"Why can't it show all the solutions?"
It does, but that requires proper syntax
syms x y
eq = sin(x)-sin(y);
st = [x -x+2*pi y -y+2*pi];
[solx,soly,params,cons] = solve([eq st>=0],[x y],'ReturnConditions',true)
There are 2 pairs of solutions and the conditions on the parameters are described in cons.
If you want to check if a particular combination of k and z are valid to obtain a solution, define them as symbolic variables and substitute them in cons to check if the conditions are satisfied or not -
syms k z
simplify(subs(cons,[k z], [1 0]))
As you can see that k=1, z=0 doesn't satisfy both the conditions, and can not be used to obtain a solution.
"It makes me very curious about why solve function choose these two terms from all the infinite solutions. Is it a random action?"
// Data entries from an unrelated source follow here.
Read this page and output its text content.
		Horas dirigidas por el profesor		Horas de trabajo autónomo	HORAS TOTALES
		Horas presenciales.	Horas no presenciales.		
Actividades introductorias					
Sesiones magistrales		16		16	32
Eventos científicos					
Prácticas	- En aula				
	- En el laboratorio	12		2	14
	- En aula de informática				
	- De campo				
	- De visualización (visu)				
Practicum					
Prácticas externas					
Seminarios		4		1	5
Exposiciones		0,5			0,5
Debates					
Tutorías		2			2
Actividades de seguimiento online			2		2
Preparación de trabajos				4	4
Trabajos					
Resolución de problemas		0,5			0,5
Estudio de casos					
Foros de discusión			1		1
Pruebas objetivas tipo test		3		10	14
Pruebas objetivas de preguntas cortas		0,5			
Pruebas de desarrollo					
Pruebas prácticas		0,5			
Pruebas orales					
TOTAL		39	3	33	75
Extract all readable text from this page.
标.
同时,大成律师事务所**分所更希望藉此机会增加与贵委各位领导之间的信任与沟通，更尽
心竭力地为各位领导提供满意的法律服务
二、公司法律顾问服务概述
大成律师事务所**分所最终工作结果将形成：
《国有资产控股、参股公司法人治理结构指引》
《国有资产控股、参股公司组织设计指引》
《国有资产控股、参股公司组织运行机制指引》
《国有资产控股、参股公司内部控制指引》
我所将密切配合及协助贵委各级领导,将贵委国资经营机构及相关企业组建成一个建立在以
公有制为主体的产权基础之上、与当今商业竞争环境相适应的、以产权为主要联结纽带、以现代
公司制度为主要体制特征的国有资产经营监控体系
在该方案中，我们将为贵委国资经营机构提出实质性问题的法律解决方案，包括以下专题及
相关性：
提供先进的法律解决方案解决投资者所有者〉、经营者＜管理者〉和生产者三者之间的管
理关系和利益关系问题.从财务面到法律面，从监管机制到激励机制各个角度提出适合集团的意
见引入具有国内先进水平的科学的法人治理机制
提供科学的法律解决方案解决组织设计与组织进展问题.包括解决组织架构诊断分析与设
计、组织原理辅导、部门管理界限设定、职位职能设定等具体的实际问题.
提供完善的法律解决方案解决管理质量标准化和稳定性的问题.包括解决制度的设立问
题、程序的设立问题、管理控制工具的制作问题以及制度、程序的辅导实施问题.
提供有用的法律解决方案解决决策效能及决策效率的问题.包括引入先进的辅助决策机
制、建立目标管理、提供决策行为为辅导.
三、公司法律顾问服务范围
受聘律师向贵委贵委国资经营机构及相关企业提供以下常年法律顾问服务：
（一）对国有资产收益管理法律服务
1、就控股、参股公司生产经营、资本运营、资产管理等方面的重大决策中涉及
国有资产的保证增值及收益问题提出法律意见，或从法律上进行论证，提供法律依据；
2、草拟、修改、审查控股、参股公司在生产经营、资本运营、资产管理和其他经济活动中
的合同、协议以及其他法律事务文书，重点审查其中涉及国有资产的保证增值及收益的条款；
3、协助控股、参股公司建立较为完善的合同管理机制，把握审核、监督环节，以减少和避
From the documentation of solve (in the Tips section, point 3) - If the solution contains parameters and ReturnConditions is true, solve returns the parameters in the solution and the conditions under which the solutions are true. If ReturnConditions is false, the solve function either chooses values of the parameters and returns the corresponding results, or returns parameterized solutions without choosing particular values.
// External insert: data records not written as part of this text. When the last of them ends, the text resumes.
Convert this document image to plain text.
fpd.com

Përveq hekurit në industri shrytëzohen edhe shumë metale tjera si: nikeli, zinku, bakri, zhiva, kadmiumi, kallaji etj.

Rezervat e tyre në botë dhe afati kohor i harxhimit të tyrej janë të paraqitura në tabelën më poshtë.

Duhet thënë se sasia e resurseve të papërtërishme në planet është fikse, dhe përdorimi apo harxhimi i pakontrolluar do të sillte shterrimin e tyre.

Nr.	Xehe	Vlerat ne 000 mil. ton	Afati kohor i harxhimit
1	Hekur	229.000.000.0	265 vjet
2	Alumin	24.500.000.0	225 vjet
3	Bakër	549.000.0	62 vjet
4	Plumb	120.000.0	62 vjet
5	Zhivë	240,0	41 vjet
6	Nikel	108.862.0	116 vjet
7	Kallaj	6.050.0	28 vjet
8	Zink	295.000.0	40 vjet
Note the underlined part. The basis of the choice is not mentioned in the documenatation, you might find that information in the code of solve(). (See type or open)
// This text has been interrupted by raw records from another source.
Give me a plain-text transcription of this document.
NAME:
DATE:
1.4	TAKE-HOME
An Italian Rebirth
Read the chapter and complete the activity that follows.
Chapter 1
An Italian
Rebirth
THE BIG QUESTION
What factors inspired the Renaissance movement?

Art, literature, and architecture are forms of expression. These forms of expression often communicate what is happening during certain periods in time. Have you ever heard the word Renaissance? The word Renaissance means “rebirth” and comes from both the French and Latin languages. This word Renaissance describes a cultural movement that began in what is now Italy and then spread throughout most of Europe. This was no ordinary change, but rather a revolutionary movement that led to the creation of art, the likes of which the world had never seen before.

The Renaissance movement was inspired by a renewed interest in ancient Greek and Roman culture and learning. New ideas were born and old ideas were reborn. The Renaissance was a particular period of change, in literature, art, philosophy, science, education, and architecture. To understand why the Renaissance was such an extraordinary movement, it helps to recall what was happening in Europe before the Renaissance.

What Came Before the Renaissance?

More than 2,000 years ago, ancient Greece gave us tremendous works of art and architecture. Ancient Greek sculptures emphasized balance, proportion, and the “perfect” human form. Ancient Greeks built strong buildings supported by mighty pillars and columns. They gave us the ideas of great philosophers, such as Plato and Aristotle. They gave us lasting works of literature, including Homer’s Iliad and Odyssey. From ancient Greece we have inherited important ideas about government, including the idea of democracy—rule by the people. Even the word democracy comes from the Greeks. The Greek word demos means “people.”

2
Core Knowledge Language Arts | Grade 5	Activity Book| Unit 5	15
Though I am not sure why solve() only returns 4 pairs of solutions when ('Real',true) is specified. It returns all the solutions when no Name-Value Argument is specified.
syms x1 x2
f(x1,x2)=sin(x1).^2+sin(x2).^2;
fx1(x1,x2)=diff(f,x1);
fx2(x1,x2)=diff(f,x2);
g1(x1,x2) = x1;
g2(x1,x2) = -x1+pi*2;
g3(x1,x2) = x2;
g4(x1,x2) = -x2+pi*2;
g=[g1,g2,g3,g4];
%klisi KKT
%solve call with no Name-Value Argument
[x1_sol,x2_sol]=solve([fx1,fx2,g>=0],[x1,x2])
numel(x1_sol)